American values, not to mention Christian values, really are at stake here. I read an article in The New York Times today which seems relevant. It describes the rising tide of extremism, nationalism, neo-Fascism, a “sudden and sinister rise in right-wing racism” and anti-refugee sentiment. In German this takes the form of burning down refugee centers as extremist right-wingers who “feel increasingly powerless and lose faith in politicians and the news media.” Does that sound familiar? If we continue to tolerate and even cheer vicious, angry, divisive rhetoric from our putative leaders, we will certainly see such an increase of hostility toward minorites, immigrants, and vulnerable people of all kinds.

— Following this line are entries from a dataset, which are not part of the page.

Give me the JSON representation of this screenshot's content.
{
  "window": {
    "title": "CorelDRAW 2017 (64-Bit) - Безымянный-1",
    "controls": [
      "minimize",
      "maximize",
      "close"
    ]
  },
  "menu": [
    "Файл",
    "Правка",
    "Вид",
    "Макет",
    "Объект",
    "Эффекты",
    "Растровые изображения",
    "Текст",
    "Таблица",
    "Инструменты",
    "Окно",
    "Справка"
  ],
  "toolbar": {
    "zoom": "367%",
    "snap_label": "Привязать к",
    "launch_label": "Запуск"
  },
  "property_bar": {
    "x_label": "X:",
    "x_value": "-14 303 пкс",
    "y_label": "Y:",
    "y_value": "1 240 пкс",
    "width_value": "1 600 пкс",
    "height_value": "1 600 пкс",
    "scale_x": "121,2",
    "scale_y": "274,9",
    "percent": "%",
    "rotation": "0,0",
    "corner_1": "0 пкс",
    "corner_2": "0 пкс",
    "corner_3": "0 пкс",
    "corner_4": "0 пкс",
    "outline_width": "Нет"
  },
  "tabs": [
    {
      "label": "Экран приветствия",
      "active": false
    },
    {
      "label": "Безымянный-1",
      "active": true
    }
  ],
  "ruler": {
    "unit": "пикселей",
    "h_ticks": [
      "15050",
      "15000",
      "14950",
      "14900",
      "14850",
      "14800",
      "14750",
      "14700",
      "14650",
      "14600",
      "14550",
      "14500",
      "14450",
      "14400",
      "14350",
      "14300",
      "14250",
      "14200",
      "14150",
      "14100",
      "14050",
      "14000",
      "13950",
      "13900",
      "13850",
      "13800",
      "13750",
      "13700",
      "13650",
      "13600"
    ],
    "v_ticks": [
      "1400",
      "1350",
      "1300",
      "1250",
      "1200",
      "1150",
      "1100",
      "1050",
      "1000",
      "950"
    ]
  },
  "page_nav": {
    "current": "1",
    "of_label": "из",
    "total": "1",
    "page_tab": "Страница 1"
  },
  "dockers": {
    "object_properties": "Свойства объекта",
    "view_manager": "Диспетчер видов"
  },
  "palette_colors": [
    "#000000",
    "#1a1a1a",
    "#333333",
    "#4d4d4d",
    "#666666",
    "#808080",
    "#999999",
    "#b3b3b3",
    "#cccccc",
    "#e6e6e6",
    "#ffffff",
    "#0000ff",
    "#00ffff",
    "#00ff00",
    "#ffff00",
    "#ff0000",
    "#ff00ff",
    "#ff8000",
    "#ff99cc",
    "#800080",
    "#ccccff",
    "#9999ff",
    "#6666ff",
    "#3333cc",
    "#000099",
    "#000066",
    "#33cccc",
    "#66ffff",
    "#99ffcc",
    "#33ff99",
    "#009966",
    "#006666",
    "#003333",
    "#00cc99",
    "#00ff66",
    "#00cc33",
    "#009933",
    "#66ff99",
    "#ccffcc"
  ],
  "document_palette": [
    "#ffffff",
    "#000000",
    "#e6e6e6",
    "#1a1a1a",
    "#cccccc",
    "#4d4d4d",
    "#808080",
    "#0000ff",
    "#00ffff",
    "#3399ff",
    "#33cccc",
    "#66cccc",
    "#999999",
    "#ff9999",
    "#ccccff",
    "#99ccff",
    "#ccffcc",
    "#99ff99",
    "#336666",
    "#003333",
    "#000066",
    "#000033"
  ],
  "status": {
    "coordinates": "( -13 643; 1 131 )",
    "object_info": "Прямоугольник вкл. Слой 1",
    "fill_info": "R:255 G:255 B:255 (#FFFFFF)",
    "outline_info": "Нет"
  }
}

Speaking of The New York Times, part of Trump’s very long speech today was an attack on the paper, which has been doing some research into his business dealings and hiring practices. He spent a good five minutes excoriating the Times for its bad real estate decisions (he may be right about that, for all I know) in order to brag about his superiority (he rattled off a list of all his properties) and, above all, to deflect the conversation from the Times‘ journalistic findings. He invited his whooping, cheering audience to understand that these are “bad people, bad people” at the Times whereas, of course, his fans are “wonderful people.” The definition of a “wonderful person” is someone who loves him. That explains why he has said, “I love the poorly educated.”
In a previous blog, I called attention to Marilynne Robinson’s essay, “Fear.” She writes that “America is a Christian country, and fear is not a Christian habit of mind.” Neither are indecency, insults, boorish behavior, hateful speech, ignoring facts, spreading vicious untruths about one’s perceived enemies…and above all, divisive language about “wonderful people” vs. “bad people.” The Christian faith, about which Trump appears to know virtually nothing, is about the justification of the ungodly. That includes all of us sinners and requires us to be very careful about claiming special status for ourselves and those who support us at our worst.
The mainline churches are largely voiceless these days. Conservative-evangelical support for Trump is growing by the day. A friend emailed me to the effect that the mainline churches have been under judgment for a long time for emphasizing certain hot-button issues at the expense of building up a deeply-rooted understanding of our true faith. As I’ve been blogging recently, the great divide between the Christian right and the mainlines–for which the mainlines must bear a good deal of the responsibility–is already coming back to haunt us.